Created 05-03-2017 05:35 AM
I have a table `exchangedata` in hive with the following columns
day STRING euro float yen float dollar float
and the tasks to perform on this table are
1) Load data from '/user/practiceuser/exchangedata.csv' in HDFS into `exchangedata` table
2) Remove All the rows where value of euro, yen and dollar is equal to string '#N/A'
3) Load the result into `exchangedata` table
My Solution -------
As the `exchangedata` table is not in ORC format and is also not clustered(For DELETE query), I created a temporary table `exchange_temp` with the same columns and then used below query to insert data into `exchangedata`
INSERT INTO TABLE exchangedata SELECT day,euro,yen,dollar FROM exchange_temp WHERE euro != '#N/A' AND yen != '#N/A' AND dollar != '#N/A';
But after executing this query I am not getting any row in output. My question is how can I compare float datatype column with String '#N/A'?
The data in the CSV file looks like this
FRIDAY,1.234,2.456,1.059
Created 05-03-2017 08:53 AM
That is always a night mare in JAVA based tools. Hive relies on JAVA (plus SQL) so it respects the IEEE standard for number semantics. That means especially NaN (not a number) values in float columns are a tricky thing.
First of all: Have you tested what is returned for the '#N/A' columns when you do a select? I guess it is rather 'NaN' than '#N/A'.
So after testing the return value, I would suggest to test two approaches. Either try to use cast():
cast(dollar as String) <>'NaN'
(because all possible NaN values are displayed as "NaN" even if they are not strictly "equal" in the arithmetical sense)
or do the old trick and test the value of the column to fit a mathematical operation like e.g.
dollar +1.0 > dollar
Created 05-03-2017 08:53 AM
That is always a night mare in JAVA based tools. Hive relies on JAVA (plus SQL) so it respects the IEEE standard for number semantics. That means especially NaN (not a number) values in float columns are a tricky thing.
First of all: Have you tested what is returned for the '#N/A' columns when you do a select? I guess it is rather 'NaN' than '#N/A'.
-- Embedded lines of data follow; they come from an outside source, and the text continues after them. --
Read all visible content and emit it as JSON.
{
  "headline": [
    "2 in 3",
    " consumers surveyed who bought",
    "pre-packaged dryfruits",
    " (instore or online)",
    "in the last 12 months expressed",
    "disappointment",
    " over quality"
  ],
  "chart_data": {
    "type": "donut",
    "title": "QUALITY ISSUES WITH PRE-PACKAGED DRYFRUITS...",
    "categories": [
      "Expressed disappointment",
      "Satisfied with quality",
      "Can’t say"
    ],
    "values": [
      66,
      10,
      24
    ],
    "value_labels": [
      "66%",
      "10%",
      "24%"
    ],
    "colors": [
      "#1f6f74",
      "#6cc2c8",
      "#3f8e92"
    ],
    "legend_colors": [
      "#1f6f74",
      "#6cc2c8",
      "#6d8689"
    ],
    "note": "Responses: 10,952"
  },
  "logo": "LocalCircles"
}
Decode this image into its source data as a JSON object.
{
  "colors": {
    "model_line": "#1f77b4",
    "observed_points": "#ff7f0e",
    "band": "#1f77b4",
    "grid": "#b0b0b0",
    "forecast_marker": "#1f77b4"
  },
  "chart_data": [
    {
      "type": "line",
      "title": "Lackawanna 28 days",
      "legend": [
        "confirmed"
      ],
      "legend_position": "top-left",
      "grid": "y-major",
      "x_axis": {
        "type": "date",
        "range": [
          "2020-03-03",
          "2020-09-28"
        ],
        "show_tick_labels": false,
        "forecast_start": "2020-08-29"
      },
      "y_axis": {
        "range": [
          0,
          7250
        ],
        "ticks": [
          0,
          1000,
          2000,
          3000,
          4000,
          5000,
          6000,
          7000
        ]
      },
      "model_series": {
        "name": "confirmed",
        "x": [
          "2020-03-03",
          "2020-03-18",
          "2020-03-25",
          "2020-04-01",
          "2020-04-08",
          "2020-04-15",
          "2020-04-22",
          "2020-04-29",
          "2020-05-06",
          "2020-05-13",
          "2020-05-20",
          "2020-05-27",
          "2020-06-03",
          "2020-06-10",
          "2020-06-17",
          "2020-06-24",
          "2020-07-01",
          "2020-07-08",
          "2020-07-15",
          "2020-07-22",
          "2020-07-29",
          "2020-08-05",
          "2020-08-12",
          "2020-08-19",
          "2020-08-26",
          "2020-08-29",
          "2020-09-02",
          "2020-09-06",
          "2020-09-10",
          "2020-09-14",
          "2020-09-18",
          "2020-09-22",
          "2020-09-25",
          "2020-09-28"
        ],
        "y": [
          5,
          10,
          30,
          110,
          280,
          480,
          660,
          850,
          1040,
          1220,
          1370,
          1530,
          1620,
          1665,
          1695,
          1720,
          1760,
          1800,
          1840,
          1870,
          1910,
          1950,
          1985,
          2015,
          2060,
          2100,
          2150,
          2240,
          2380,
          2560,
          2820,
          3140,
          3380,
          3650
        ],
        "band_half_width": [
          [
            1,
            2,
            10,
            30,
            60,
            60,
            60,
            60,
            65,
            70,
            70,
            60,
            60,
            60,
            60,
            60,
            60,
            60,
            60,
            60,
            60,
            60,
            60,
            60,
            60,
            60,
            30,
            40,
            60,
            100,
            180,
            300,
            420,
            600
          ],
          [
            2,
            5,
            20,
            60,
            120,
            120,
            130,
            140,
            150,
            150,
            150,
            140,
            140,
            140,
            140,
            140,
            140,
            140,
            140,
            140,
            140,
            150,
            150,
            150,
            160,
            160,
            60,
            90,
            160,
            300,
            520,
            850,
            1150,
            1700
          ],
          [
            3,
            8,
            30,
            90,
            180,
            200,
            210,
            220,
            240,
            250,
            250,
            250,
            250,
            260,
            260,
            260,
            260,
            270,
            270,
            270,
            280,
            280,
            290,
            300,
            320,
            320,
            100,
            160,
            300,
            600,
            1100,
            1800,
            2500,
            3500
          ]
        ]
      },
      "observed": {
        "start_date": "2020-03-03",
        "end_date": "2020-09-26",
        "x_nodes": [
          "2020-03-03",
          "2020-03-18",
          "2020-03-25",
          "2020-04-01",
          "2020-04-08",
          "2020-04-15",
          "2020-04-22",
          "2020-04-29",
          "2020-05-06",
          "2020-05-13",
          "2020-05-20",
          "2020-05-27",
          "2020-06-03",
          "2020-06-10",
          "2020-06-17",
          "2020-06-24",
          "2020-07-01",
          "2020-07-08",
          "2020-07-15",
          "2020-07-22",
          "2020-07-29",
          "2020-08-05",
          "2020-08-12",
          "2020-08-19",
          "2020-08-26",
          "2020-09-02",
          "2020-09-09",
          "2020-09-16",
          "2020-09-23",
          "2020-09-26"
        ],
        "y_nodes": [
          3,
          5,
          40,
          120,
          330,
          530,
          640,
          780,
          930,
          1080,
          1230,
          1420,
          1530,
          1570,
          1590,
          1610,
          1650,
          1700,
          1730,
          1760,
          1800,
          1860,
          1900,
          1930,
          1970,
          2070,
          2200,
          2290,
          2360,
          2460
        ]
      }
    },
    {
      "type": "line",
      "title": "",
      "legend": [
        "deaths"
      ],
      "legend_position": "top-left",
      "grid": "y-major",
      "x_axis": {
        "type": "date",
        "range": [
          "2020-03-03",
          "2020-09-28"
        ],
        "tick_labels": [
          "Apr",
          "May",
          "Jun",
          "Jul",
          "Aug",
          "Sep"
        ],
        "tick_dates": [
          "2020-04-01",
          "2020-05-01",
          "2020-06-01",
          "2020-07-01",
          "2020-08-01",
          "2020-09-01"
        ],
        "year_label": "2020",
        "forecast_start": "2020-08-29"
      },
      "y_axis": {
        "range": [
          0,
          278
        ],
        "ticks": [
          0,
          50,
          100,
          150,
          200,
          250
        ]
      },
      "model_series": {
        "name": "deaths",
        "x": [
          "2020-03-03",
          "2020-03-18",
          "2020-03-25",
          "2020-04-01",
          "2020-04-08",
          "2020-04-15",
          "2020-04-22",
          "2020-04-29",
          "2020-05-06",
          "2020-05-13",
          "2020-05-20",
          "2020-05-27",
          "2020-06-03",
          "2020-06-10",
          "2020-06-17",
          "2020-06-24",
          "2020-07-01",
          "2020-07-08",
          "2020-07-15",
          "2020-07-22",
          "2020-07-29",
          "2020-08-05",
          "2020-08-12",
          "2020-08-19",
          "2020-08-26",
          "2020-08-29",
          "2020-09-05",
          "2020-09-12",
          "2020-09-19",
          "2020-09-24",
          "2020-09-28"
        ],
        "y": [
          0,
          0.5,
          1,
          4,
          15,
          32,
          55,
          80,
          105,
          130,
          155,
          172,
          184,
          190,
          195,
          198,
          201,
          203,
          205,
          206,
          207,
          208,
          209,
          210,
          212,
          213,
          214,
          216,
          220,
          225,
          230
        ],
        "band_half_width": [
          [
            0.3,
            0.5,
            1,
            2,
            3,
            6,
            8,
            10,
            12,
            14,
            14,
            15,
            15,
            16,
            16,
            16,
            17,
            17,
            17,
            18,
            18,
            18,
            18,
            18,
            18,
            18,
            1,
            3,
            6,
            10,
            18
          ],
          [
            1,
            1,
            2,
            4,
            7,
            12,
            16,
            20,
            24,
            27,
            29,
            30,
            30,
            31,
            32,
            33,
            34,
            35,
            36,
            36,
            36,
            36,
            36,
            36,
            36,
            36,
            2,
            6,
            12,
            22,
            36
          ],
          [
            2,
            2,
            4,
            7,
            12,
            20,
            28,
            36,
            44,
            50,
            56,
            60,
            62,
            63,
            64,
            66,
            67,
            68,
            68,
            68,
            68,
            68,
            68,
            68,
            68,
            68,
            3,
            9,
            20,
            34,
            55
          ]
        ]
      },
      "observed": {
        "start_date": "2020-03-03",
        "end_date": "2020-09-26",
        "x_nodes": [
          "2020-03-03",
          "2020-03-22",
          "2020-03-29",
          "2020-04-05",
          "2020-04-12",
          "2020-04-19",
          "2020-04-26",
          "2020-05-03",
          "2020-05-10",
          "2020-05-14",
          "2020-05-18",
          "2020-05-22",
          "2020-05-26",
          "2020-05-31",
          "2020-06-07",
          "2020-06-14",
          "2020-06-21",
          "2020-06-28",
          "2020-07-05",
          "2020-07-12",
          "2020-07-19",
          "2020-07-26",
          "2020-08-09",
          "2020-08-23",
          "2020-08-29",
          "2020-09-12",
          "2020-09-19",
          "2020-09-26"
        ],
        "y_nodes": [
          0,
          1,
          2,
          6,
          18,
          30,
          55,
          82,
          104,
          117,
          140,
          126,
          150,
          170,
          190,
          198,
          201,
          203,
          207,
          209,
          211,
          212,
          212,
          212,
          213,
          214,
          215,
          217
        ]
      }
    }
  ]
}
So after testing the return value, I would suggest to test two approaches. Either try to use cast():
cast(dollar as String) <>'NaN'
(because all possible NaN values are displayed as "NaN" even if they are not strictly "equal" in the arithmetical sense)
or do the old trick and test the value of the column to fit a mathematical operation like e.g.
dollar +1.0 > dollar
Created 05-05-2017 06:52 AM
Thanks for your replay Peter. Actually, this was EXACTLY the question asked during my certification exam and the column was a string '#N/A'. I didn't know about the cast() function, so I was directly comparing float datatype to a string value using '!='. Also the SELECT wasn't returning any rows.
Created 05-05-2017 06:54 AM
Anyways, your answer has given an approach to solve this. Shall accept your answer.